Scott, who formed The Waterboys in London in 1981, has always described the band as his project backed by “whoeverare my current travelling musical companions”.

Dozens have featured over the decades, with fiddler Steve Wickham currently being honoured on the band’s website with a playlist curated by Scott spanning 35 years of work.

The line-up has been fairly solid in recent years, with keyboardist Brother Paul, bassist Aongus Ralston, drummer Ralph Salmins and vocalists Zeenie Summers and Jess Kavanagh joining Wickham and Scott.

“Ralph has played with us for 10 years – a long time for a Waterboy,” Scott says. “They are all very versatile musicians, all of them. If I want to go and play funky, they can come with me.
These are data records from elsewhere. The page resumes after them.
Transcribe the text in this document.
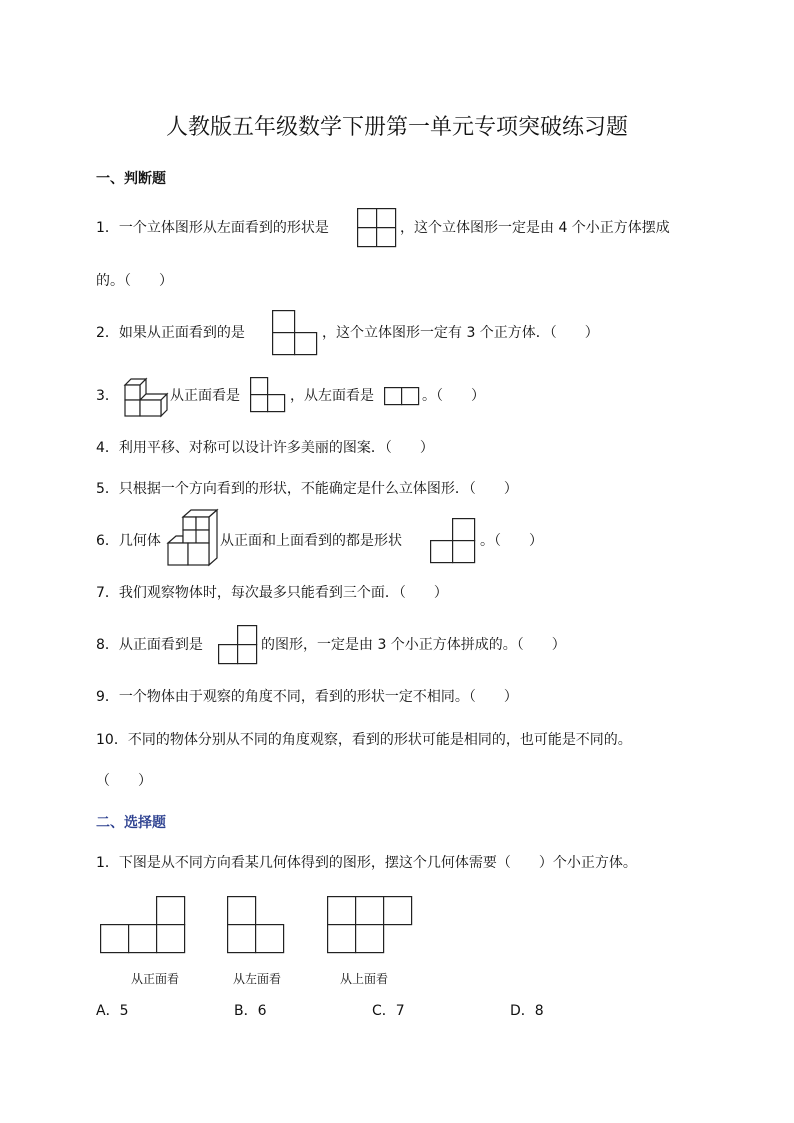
人教版五年级数学下册第一单元专项突破练习题
一、判断题
1．一个立体图形从左面看到的形状是	，这个立体图形一定是由 4 个小正方体摆成
的。（　　）
2．如果从正面看到的是	，这个立体图形一定有 3 个正方体．（　　）
3．	从正面看是	，从左面看是	。（　　）
4．利用平移、对称可以设计许多美丽的图案．（　　）
5．只根据一个方向看到的形状，不能确定是什么立体图形．（　　）
6．几何体	从正面和上面看到的都是形状	。（　　）
7．我们观察物体时，每次最多只能看到三个面．（　　）
8．从正面看到是	的图形，一定是由 3 个小正方体拼成的。（　　）
9．一个物体由于观察的角度不同，看到的形状一定不相同。（　　）
10．不同的物体分别从不同的角度观察，看到的形状可能是相同的，也可能是不同的。
（　　）
二、选择题
1．下图是从不同方向看某几何体得到的图形，摆这个几何体需要（　　）个小正方体。
从正面看	从左面看	从上面看
A．5	B．6	C．7	D．8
If we want to play balls out rock and roll, they’ll come with me.”

Subtitled “an entertainment in sound” Where The Action Is has a broad reach.

In the intimate, soulful chanson of lead single Right Side Of Heartbreak (Wrong Side Of Love) and the wrenching, Edith Piaf-style And There’s Love, you cannot help but picture cabaret queen Camille O’Sullivan, Scott’s former partner and mother of his daughter.

He now also has a son with Japanese artist Megumi Igarashi, his wife since 2016.

The album’s final track is Piper At The Gates Of Dawn, a ten-minute arrangement with Scott reading Kenneth Grahame’s chapter of the same name from The Wind In The Willows. Preceding it is Then She Made The Lasses-O, a version of one of Burns’ “most famous pop hits”.

“Years ago Deacon Blue did a very wonderful version of an arrangement by Michael Marra,” he explains. “I thought the way Ricky Ross sang it was beautiful. I had learnt it, just to sing myself at parties really, and ended up recording it.

“I listened to Ricky’s version to compare it, to hear if my version was too similar. But I found that, over the years I had changed the melody, the phrasing and had made it my own. Though I love Ricky’s version, I’m glad that mine is different.”

The album begins with a power double punch: a peppy rock take on Robert Parker’s 1960s northern soul classic Where The Action Is and London Mick, a stuttering tribute to Mick Jones.

Scott shared a manager with The Clash man in the early 1980s and recounts the same era in upbeat piano number Ladbrooke Grove Symphony.

But even when dealing with potentially nostalgic material, what strikes is the energy and vitality of these songs.

“I’ve always put the music first,” says the 60-year-old. “Even if it might seem a weird thing to do at the time, I’ll go where the music is going. That’s why it is always fresh for me.”